The Warburgs 
The Warburg saga can be traced to 1559, when a German Jew known as Simon of Cassel moved from Hesse to Warburg, a town in Westphalia. There he worked for the Prince-Bishop of Paderborn as a moneychanger and pawnbroker, two of the very few professions the Catholic authorities in the region permitted Jews to enter. In 1668 Simon’s great-grandson, Juspa Joseph of Warburg, moved to Altona, near Hamburg, and in 1773 one of the latter's descendants moved into the great port city itself. There, in 1798, two Warburg brothers, Moses Marcus and Gerson, created M.M. Warburg & Co., which mostly brokered bills.
The Warburgs' first claim to major prominence coincided with the life-times of five Warburg brothers: Aby (1866-1929), Max (1867-1946), Paul (1868-1932), Felix (1871-1937), and Fritz (1879-1964). Aby turned his back on finance and became one of the great bibliophiles and art historians of the twentieth century. Max and Paul worked diligently and patriotically for a German empire that had allowed Jews much freedom after centuries of anti-Semitic deprivation. By 1914, M.M. Warburg & Co. was the leading private bank in Hamburg, playing a top role in acceptance credits, foreign exchange, and securities operations.
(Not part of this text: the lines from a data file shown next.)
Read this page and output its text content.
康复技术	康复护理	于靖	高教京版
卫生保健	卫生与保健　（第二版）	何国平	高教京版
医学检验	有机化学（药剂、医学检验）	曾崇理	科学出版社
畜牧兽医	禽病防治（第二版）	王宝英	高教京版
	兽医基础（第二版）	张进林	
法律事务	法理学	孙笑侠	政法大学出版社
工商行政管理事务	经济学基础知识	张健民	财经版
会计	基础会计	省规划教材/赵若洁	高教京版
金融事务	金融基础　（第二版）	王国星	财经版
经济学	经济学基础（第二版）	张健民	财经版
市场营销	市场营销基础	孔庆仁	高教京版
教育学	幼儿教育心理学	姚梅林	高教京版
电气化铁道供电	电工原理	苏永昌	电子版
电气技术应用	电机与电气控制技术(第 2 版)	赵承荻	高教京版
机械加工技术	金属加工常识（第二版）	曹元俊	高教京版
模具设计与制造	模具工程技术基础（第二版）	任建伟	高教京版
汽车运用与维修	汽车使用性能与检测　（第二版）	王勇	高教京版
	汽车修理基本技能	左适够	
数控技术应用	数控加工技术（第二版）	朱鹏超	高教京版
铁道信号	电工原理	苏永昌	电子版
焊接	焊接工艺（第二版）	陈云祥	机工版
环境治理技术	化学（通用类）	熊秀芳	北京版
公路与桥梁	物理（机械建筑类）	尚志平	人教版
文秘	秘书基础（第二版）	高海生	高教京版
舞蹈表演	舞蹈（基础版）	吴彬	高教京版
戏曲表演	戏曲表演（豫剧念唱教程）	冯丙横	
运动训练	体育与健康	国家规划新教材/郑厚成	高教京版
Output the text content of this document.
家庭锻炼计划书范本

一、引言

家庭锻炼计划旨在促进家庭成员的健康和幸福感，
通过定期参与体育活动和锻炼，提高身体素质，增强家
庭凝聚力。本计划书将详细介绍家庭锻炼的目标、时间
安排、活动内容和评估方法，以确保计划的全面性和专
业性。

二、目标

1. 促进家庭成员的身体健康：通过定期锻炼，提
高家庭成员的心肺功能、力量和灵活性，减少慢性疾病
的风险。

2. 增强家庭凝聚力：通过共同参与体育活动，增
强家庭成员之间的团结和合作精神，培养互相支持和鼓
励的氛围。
In 1895, the firm cemented ties to Kuhn, Loeb, and Company, Wall Street's second most important investment banking house, when Paul married Nina Loeb, daughter of one of its founders, and Felix married Frieda Schiff, whose father Jacob was the leading partner in Kuhn, Loeb and was himself a Loeb son-in-law. With Max and Fritz in Hamburg, and Paul and Felix in New York, the Warburgs could now boast strong global connections. Indeed, 1900-1914 was a high point of financial success for the Hamburg Warburgs, as they floated numerous government loans and enjoyed close ties to the Kaiser and the German Foreign Office.
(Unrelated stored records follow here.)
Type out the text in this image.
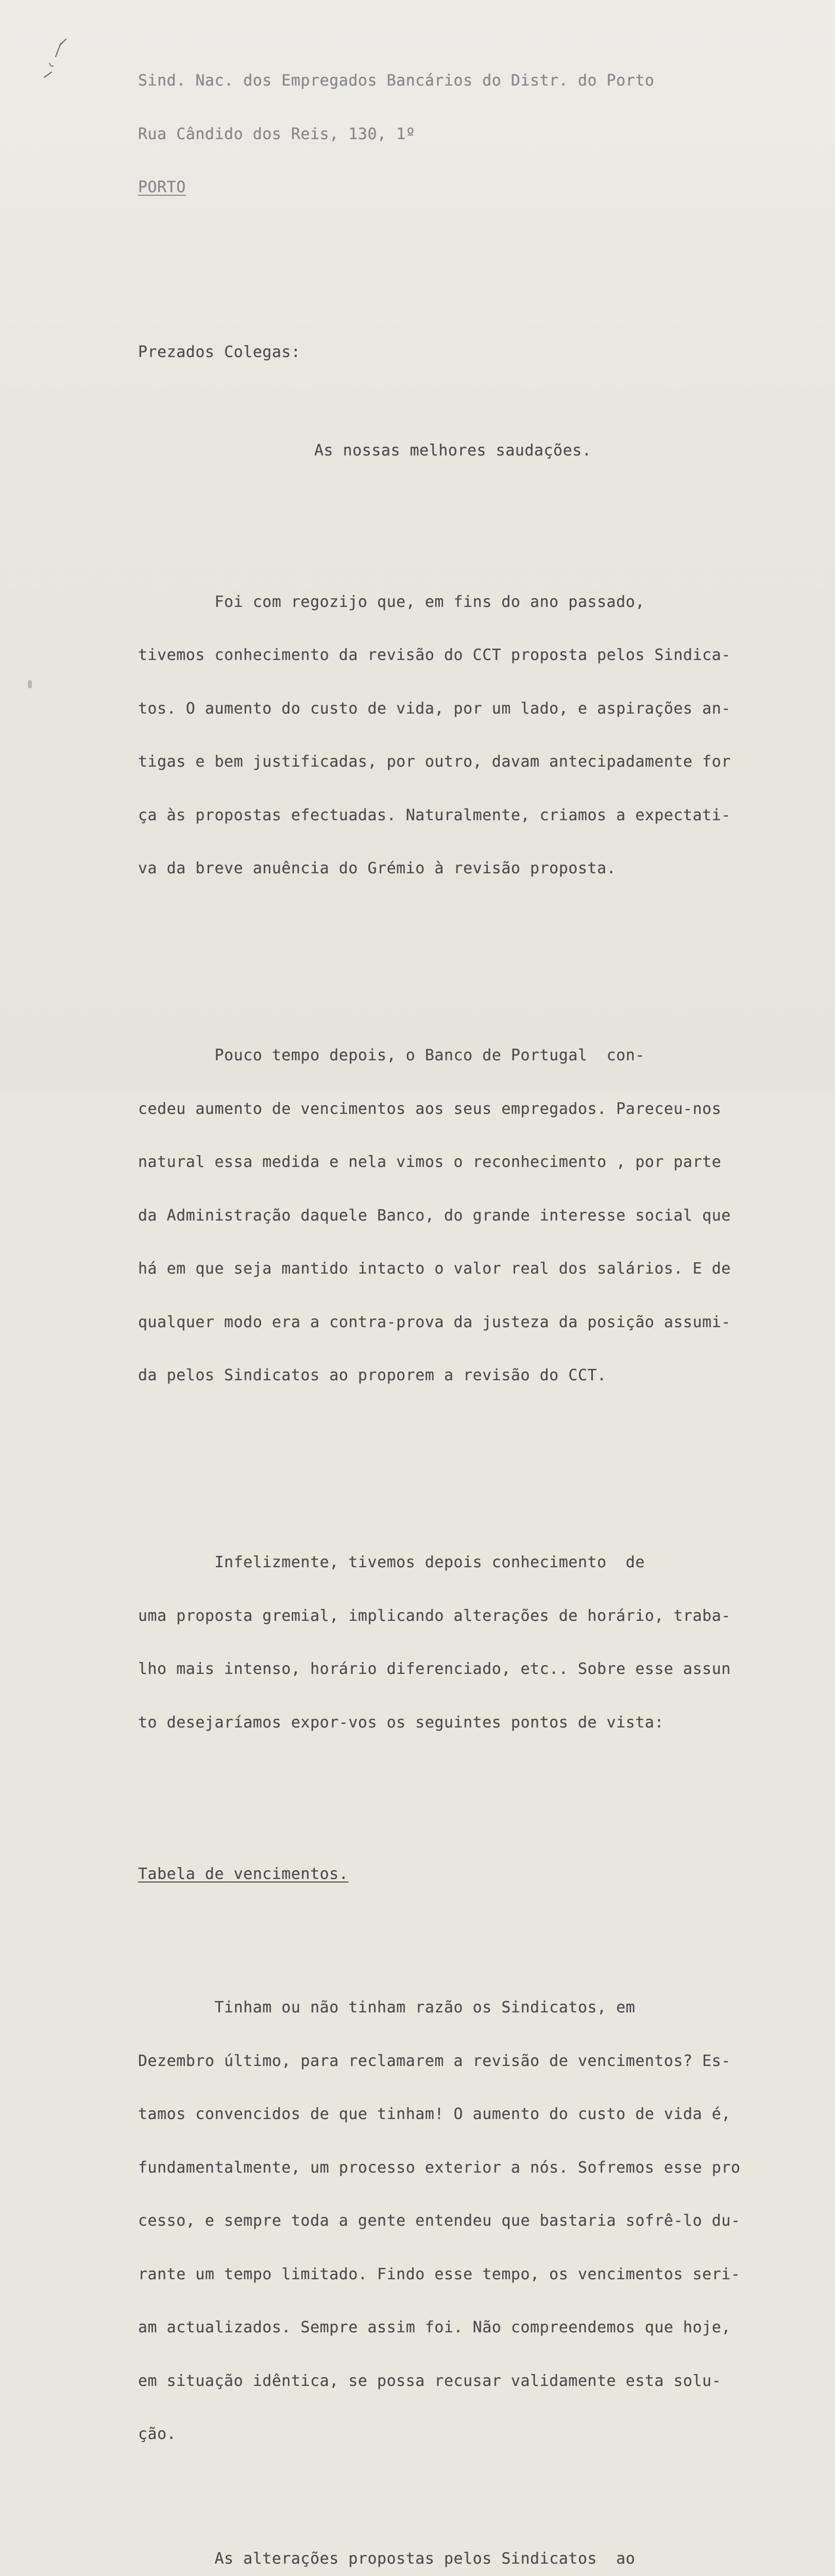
Sind. Nac. dos Empregados Bancários do Distr. do Porto

Rua Cândido dos Reis, 130, 1º

PORTO

Prezados Colegas:

As nossas melhores saudações.

Foi com regozijo que, em fins do ano passado,

tivemos conhecimento da revisão do CCT proposta pelos Sindica-

tos. O aumento do custo de vida, por um lado, e aspirações an-

tigas e bem justificadas, por outro, davam antecipadamente for

ça às propostas efectuadas. Naturalmente, criamos a expectati-

va da breve anuência do Grémio à revisão proposta.

Pouco tempo depois, o Banco de Portugal  con-

cedeu aumento de vencimentos aos seus empregados. Pareceu-nos

natural essa medida e nela vimos o reconhecimento , por parte

da Administração daquele Banco, do grande interesse social que

há em que seja mantido intacto o valor real dos salários. E de

qualquer modo era a contra-prova da justeza da posição assumi-

da pelos Sindicatos ao proporem a revisão do CCT.

Infelizmente, tivemos depois conhecimento  de

uma proposta gremial, implicando alterações de horário, traba-

lho mais intenso, horário diferenciado, etc.. Sobre esse assun

to desejaríamos expor-vos os seguintes pontos de vista:

Tabela de vencimentos.

Tinham ou não tinham razão os Sindicatos, em

Dezembro último, para reclamarem a revisão de vencimentos? Es-

tamos convencidos de que tinham! O aumento do custo de vida é,

fundamentalmente, um processo exterior a nós. Sofremos esse pro

cesso, e sempre toda a gente entendeu que bastaria sofrê-lo du-

rante um tempo limitado. Findo esse tempo, os vencimentos seri-

am actualizados. Sempre assim foi. Não compreendemos que hoje,

em situação idêntica, se possa recusar validamente esta solu-

ção.

As alterações propostas pelos Sindicatos  ao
This summit would prove ephemeral, however, for it was followed by World War I, chaos in international banking, hyperinflation in the German mark, and, most ominously, a new German nationalism resulting from the Versailles Treaty that would make the Warburgs the most visible scapegoat for Nazi propagandists and their disillusioned, resentful followers. By 1938, after a 140-year existence, M.M. Warburg & Co. had been plundered and then "Aryanized" as Brinckmann, Wirtz & Co. by the Nazi regime. After World War II, the Warburgs persevered in resuscitating the family name in Hamburg banking circles, and Max's son Eric (1900-1990) succeeded in capturing control of the old firm and restoring the original name.
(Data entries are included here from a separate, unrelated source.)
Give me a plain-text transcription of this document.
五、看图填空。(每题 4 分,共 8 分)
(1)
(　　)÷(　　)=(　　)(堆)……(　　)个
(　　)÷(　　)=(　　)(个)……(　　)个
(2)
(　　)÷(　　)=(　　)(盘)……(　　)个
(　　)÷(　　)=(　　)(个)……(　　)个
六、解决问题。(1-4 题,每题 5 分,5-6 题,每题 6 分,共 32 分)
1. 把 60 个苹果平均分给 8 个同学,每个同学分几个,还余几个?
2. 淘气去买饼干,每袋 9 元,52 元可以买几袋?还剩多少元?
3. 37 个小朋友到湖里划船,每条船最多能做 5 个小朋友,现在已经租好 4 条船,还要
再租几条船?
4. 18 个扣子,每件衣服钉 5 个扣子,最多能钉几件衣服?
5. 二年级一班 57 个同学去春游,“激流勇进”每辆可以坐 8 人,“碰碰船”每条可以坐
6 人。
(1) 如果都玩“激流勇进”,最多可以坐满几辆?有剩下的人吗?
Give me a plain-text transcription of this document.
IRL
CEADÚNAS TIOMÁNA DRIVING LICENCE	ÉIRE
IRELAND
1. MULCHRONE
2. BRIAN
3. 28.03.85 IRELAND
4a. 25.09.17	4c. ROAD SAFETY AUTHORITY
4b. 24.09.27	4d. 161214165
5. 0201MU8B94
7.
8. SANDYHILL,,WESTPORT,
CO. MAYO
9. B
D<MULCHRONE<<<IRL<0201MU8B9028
In America, Paul grew weary of Wall Street and, having long been interested in importing European banking theories and practices, pushed certain basic reforms for U.S. finance--all of them tied to his vision of a central bank. In 1913 his brainchild, the Federal Reserve System, was enacted and President Woodrow Wilson appointed him a member of its first board of governors. Felix remained with Kuhn, Loeb but found time, like many other Warburgs past and present, to be extremely active in Jewish causes. He donated generously to philanthropy at home and to overseas relief efforts for impoverished and endangered Jews in Europe and pre-state Israel. For many years he was a leader of the Joint Distribution Committee, and in 1917 he was instrumental in bringing together 75 different charities to form the Federation of Jewish Philanthropies.
In the generation succeeding the five Hamburg-born brothers, Max's son Eric, was notable for his attempts to reinvigorate a Jewish presence in post-Holocaust Germany; Paul's son James (1896-1969), moved in high government circles during the New Deal, was an intimate of John F. Kennedy and Adlai Stevenson, and wrote numerous books on government economic policies and international relations; and Felix's son Frederick (1897-1973), secured much business for Kuhn, Loeb through his well-placed connections and continued his father's high-level identification with Jewish philanthropy.
The most successful of all the Warburgs, incidentally, was not a son of the five brothers but a nephew, Siegmund (1902-1982). Having apprenticed with Uncle Max in the 1920s, he later fled the Nazis for London, where he eventually developed this century's foremost global banking firm.